The management is responsible for negotiating, signing, and monitoring contract with third party payers. Dealing with third party payers is often complicated and involving. It involves collection procedures as well as dealing with cumbersome accounting. Third party payers include commercial insurance companies and government programs such as Medicare and Medicaid. Medicare and Medicaid programs mandate what they pay the health providers, and the finance management does not have the benefit of negotiating. However, the finance management is involved with tough negotiations with commercial insurance providers (Berger, 2008). The finance management should be aware of the different reimbursement methods, and conditions for reimbursement. The methods used for reimbursement include cost based, charge based and prospective payment methods. Many of the hospitals are reimbursed using the national rates, and some hospitals have to make certain adjustments, which increase reimbursement rates received.
The financial management has to find ways of analyzing and controlling costs. Failure to do this often constitutes mismanagement of resources, and this might hinder or stop the institution’s operations. The management finds ways of saving money on healthcare through cost control measures. The management records and analyses all cost information across the organization. It analyses and compares the actual costs to the estimated costs on the budget. By doing so, it determines where the organization has spent the money effectively, and where there has been misuse or misappropriation of funds. This enables the management to propose and implement measures that will lead to more effective fund management. The finance management sets the prices that will maximize the revenues for the organization, while at the same time benefit the community (Berger, 2008).

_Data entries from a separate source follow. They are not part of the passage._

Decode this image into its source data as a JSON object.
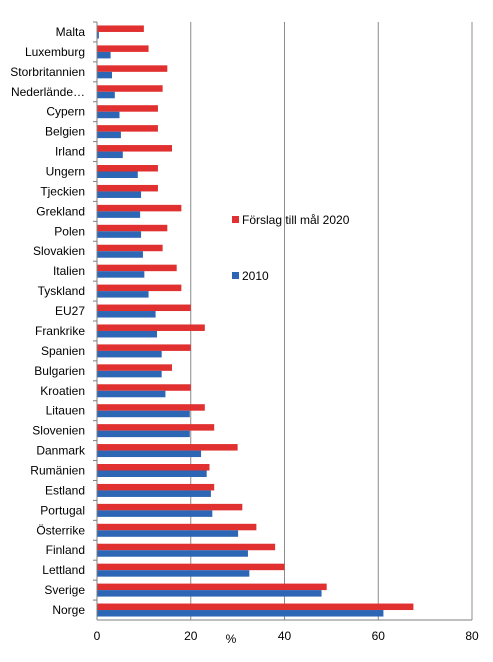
{
  "chart_data": {
    "type": "bar",
    "orientation": "horizontal",
    "title": "",
    "xlabel": "%",
    "ylabel": "",
    "xlim": [
      0,
      80
    ],
    "xticks": [
      0,
      20,
      40,
      60,
      80
    ],
    "grid": "vertical",
    "legend_position": "right",
    "categories": [
      "Malta",
      "Luxemburg",
      "Storbritannien",
      "Nederlände…",
      "Cypern",
      "Belgien",
      "Irland",
      "Ungern",
      "Tjeckien",
      "Grekland",
      "Polen",
      "Slovakien",
      "Italien",
      "Tyskland",
      "EU27",
      "Frankrike",
      "Spanien",
      "Bulgarien",
      "Kroatien",
      "Litauen",
      "Slovenien",
      "Danmark",
      "Rumänien",
      "Estland",
      "Portugal",
      "Österrike",
      "Finland",
      "Lettland",
      "Sverige",
      "Norge"
    ],
    "series": [
      {
        "name": "Förslag till mål 2020",
        "color": "#e0302f",
        "values": [
          10,
          11,
          15,
          14,
          13,
          13,
          16,
          13,
          13,
          18,
          15,
          14,
          17,
          18,
          20,
          23,
          20,
          16,
          20,
          23,
          25,
          30,
          24,
          25,
          31,
          34,
          38,
          40,
          49,
          67.5
        ]
      },
      {
        "name": "2010",
        "color": "#2c66b5",
        "values": [
          0.4,
          2.9,
          3.2,
          3.8,
          4.8,
          5.1,
          5.5,
          8.7,
          9.4,
          9.2,
          9.4,
          9.8,
          10.1,
          11,
          12.5,
          12.8,
          13.8,
          13.8,
          14.6,
          19.8,
          19.8,
          22.2,
          23.4,
          24.3,
          24.6,
          30.1,
          32.2,
          32.5,
          47.9,
          61.1
        ]
      }
    ]
  }
}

The finance management controls the costs through budget formulation and implementation and implementation of performance standards which measure and evaluate productivity (Herkimer, 1986).
Financial managers influence methods of payment and the amount that the workers receive as payment. They create incentive compensation plans, which ensure that the managers are compensated for their performance. With this incentive, the manager has to work hard to ensure that the organization performs so that he or she will receive a handsome compensation. The financial management influences methods of payment and the amount received through discounts and prices charged (Buchbinder & Shanks, 2008).
Financial management has the responsibility of monitoring physicians. The financial management has the role of making appropriate decisions. Decisions concerning workers in the organization affect the way that the organization will perform. The management has to ensure that the decisions they make are profitable to the organization. Such decisions include hiring of competent and knowledgeable workers who will be productive to the organization. They do this as a way of controlling and reducing the financial risk to the organizations. They monitor the risk posed by the medical staff and their potential liability to the organization. Factors such as negligence on the part of the physician are great financial risks to the organization, and the financial management has to avoid this (Buchbinder & Shanks, 2008).
Berger, S. (2008). Fundamentals of health care financial management: A practical guide to fiscal issues and activities. Hoboken, NJ: John Wiley & Sons
Buchbinder, B. S., & Shanks, H. N. (2008). Introduction to health care management. Jones & Bartlett Publishers
Gapenski, C. L., & Pink, H. G. (2010) Understanding healthcare financial management. Foundation of the Amer College
Herkimer, G. A. (1986). Understanding hospital finance management. Burlington, MA: Jones & Bartlett Learning
Penner, S. (2004). Introduction to health care economics and financial management: Fundamental concepts with practical application. New York, NY: Lippincott Williams & Wilkins.